Researchers from Salesforce Research, UC Santa Barbara, the University of Waterloo and the University of Tsinghua have proposed VLM2W-V2 to unify the image, video and recovery of visual documents in a single framework. First, the researchers developed Ms.B-V2, a reference that extends Ms.B with five new types of tasks, including recovery of visual documents, video recovery, temporal earth setting, video classification and answers to video questions. Secondly, VLM2W-V2 serves as an integration model for general use which supports several input methods while demonstrating solid performance on newly introduced tasks and original image references. This establishes a basis for learning more evolutionary and flexible representation in research and practical applications.

AD 4nXfHZba0snS28ZQGPXxvFvlMs kHztelPu9nIxnHbYxgShvDLPug8sh4yFM3NnaXC4o5PDIbIsyqYWNDgzXv0VAzi4B3 y2kT21gqccnttdvy he8BA753bmwumlYQ8kBNNwaKMyMA?key=nPuCvPGUzSifw9C9 mVRJgAD 4nXfHZba0snS28ZQGPXxvFvlMs kHztelPu9nIxnHbYxgShvDLPug8sh4yFM3NnaXC4o5PDIbIsyqYWNDgzXv0VAzi4B3 y2kT21gqccnttdvy he8BA753bmwumlYQ8kBNNwaKMyMA?key=nPuCvPGUzSifw9C9 mVRJg

VLM2W-V2 uses Qwen2-VL as skeleton, selected for its specialized capabilities in multimodal treatment. QWEN2-VL offers three critical features that support learning unified integration: naive dynamic resolution, integration of multimodal rotary position (M) and a unified frame that combines 2D and 3D convolution. To Enable Effective Multi-Task Training Across Different Data Sources, VLM2 WET IN FLEXIBLE DATA SAMPLING PIPELINE With Two Key Components: (A) On-The-Fly Batch Mixing Based on Predefined Sampling Weight Tables that control the relative probabilitities of each dataset, and (b) Interleaved Sub-Batching Strategy That Splits Full Batches Into Independently Samped Sub-Batches, Improving the Stability of Contrastive Learning.

VLM2W-V2 obtains the highest average score of 58.0 out of 78 data sets covering image, video and visual documents, outperforming strong high-base lines, in particular GME, LAMRA and VLM2 with built on the same QWEN2-VL skeleton. On image tasks, VLM2W-V2 surpasses most of the basic lines by significant margins and obtains performance comparable to VLM2 with 7b despite the fact that it is only 2B parameters. For video tasks, the model obtains competitive performance despite training on relatively small amounts of video data. In the recovery of visual documents, VLM2WV surpass all the VLM2VEC variants, but always lagging behind Colpali, which is specifically optimized for visual document tasks.

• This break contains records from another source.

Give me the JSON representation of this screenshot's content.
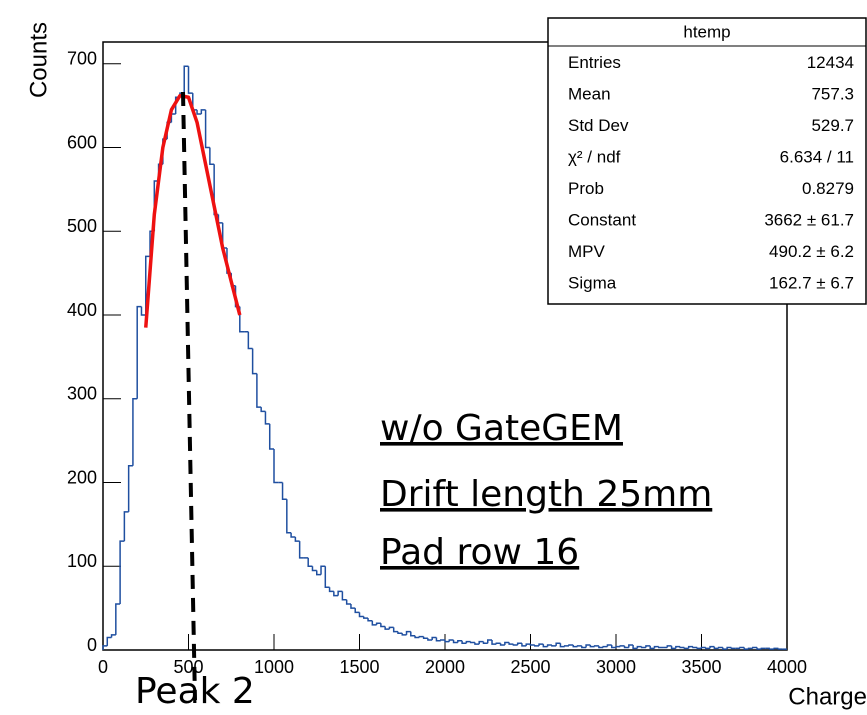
{
  "chart_data": {
    "type": "histogram",
    "x_label": "Charge",
    "y_label": "Counts",
    "bins": [
      0,
      25,
      50,
      75,
      100,
      125,
      150,
      175,
      200,
      225,
      250,
      275,
      300,
      325,
      350,
      375,
      400,
      425,
      450,
      475,
      500,
      525,
      550,
      575,
      600,
      625,
      650,
      675,
      700,
      725,
      750,
      775,
      800,
      825,
      850,
      875,
      900,
      925,
      950,
      975,
      1000,
      1025,
      1050,
      1075,
      1100,
      1125,
      1150,
      1175,
      1200,
      1225,
      1250,
      1275,
      1300,
      1325,
      1350,
      1375,
      1400,
      1425,
      1450,
      1475,
      1500,
      1525,
      1550,
      1575,
      1600,
      1625,
      1650,
      1675,
      1700,
      1725,
      1750,
      1775,
      1800,
      1825,
      1850,
      1875,
      1900,
      1925,
      1950,
      1975,
      2000,
      2025,
      2050,
      2075,
      2100,
      2125,
      2150,
      2175,
      2200,
      2225,
      2250,
      2275,
      2300,
      2325,
      2350,
      2375,
      2400,
      2425,
      2450,
      2475,
      2500,
      2525,
      2550,
      2575,
      2600,
      2625,
      2650,
      2675,
      2700,
      2725,
      2750,
      2775,
      2800,
      2825,
      2850,
      2875,
      2900,
      2925,
      2950,
      2975,
      3000,
      3025,
      3050,
      3075,
      3100,
      3125,
      3150,
      3175,
      3200,
      3225,
      3250,
      3275,
      3300,
      3325,
      3350,
      3375,
      3400,
      3425,
      3450,
      3475,
      3500,
      3525,
      3550,
      3575,
      3600,
      3625,
      3650,
      3675,
      3700,
      3725,
      3750,
      3775,
      3800,
      3825,
      3850,
      3875,
      3900,
      3925,
      3950,
      3975,
      4000
    ],
    "values": [
      5,
      15,
      18,
      55,
      130,
      165,
      220,
      300,
      410,
      400,
      470,
      500,
      560,
      580,
      610,
      630,
      640,
      660,
      665,
      697,
      665,
      645,
      640,
      645,
      600,
      580,
      520,
      510,
      480,
      450,
      435,
      410,
      380,
      380,
      360,
      330,
      290,
      285,
      270,
      240,
      200,
      200,
      180,
      140,
      135,
      130,
      110,
      110,
      100,
      95,
      90,
      100,
      75,
      70,
      65,
      70,
      60,
      55,
      50,
      45,
      40,
      38,
      35,
      30,
      32,
      28,
      25,
      27,
      22,
      20,
      18,
      22,
      17,
      15,
      16,
      14,
      12,
      15,
      11,
      12,
      10,
      12,
      9,
      11,
      8,
      10,
      9,
      7,
      10,
      8,
      12,
      7,
      8,
      6,
      9,
      7,
      6,
      8,
      5,
      7,
      6,
      5,
      7,
      4,
      6,
      5,
      8,
      4,
      5,
      6,
      4,
      5,
      3,
      6,
      4,
      5,
      3,
      4,
      6,
      3,
      4,
      5,
      3,
      6,
      2,
      4,
      3,
      5,
      2,
      4,
      3,
      3,
      5,
      2,
      4,
      3,
      2,
      4,
      3,
      2,
      3,
      2,
      4,
      2,
      3,
      1,
      3,
      2,
      2,
      3,
      1,
      2,
      3,
      1,
      2,
      2,
      1,
      2,
      1,
      1
    ],
    "color": "#1f4fa0",
    "fit": {
      "color": "#ee1111",
      "x": [
        250,
        300,
        350,
        400,
        450,
        500,
        550,
        600,
        650,
        700,
        750,
        800
      ],
      "values": [
        385,
        520,
        600,
        645,
        662,
        660,
        630,
        580,
        530,
        480,
        440,
        400
      ]
    },
    "xlim": [
      0,
      4000
    ],
    "xticks": [
      0,
      500,
      1000,
      1500,
      2000,
      2500,
      3000,
      3500,
      4000
    ],
    "ylim": [
      0,
      726
    ],
    "yticks": [
      0,
      100,
      200,
      300,
      400,
      500,
      600,
      700
    ],
    "stats": {
      "title": "htemp",
      "rows": [
        [
          "Entries",
          "12434"
        ],
        [
          "Mean",
          "757.3"
        ],
        [
          "Std Dev",
          "529.7"
        ],
        [
          "χ² / ndf",
          "6.634 / 11"
        ],
        [
          "Prob",
          "0.8279"
        ],
        [
          "Constant",
          "3662 ± 61.7"
        ],
        [
          "MPV",
          "490.2 ± 6.2"
        ],
        [
          "Sigma",
          "162.7 ± 6.7"
        ]
      ]
    },
    "annotations": [
      "w/o GateGEM",
      "Drift length 25mm",
      "Pad row 16",
      "Peak 2"
    ]
  }
}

In conclusion, the researchers introduced VLM2 with a solid basic model formed by contrastive learning through various tasks and combinations of modality. VLM2W-V2 is built on MmeB-V2 and uses Qwen2-VL as a screen model. Ms.B-V2 is a reference designed by researchers to assess multimodal integration models in various methods, including text, images, videos and visual documents. The experimental evaluation demonstrates the effectiveness of VLM2 with to achieve balanced performance through several methods while highlighting the diagnostic value of Ms.B-V2 for future research.


Discover the Paper,, GitHub page And Model on the embraced face. All the merit of this research goes to researchers in this project. Also, don't hesitate to follow us Twitter And don't forget to join our Subseubdredit 100k + ml and subscribe to Our newsletter.


photo sajjad Ansari

Sajjad Ansari is a last year's first year of the Kharagpur Iit. As a technology enthusiast, he plunges into AI's practical applications by emphasizing the understanding of the impact of AI technologies and their real implications. It aims to articulate complex AI concepts in a clear and accessible way.

Leave a Comment

This site uses Akismet to reduce spam. Learn how your comment data is processed.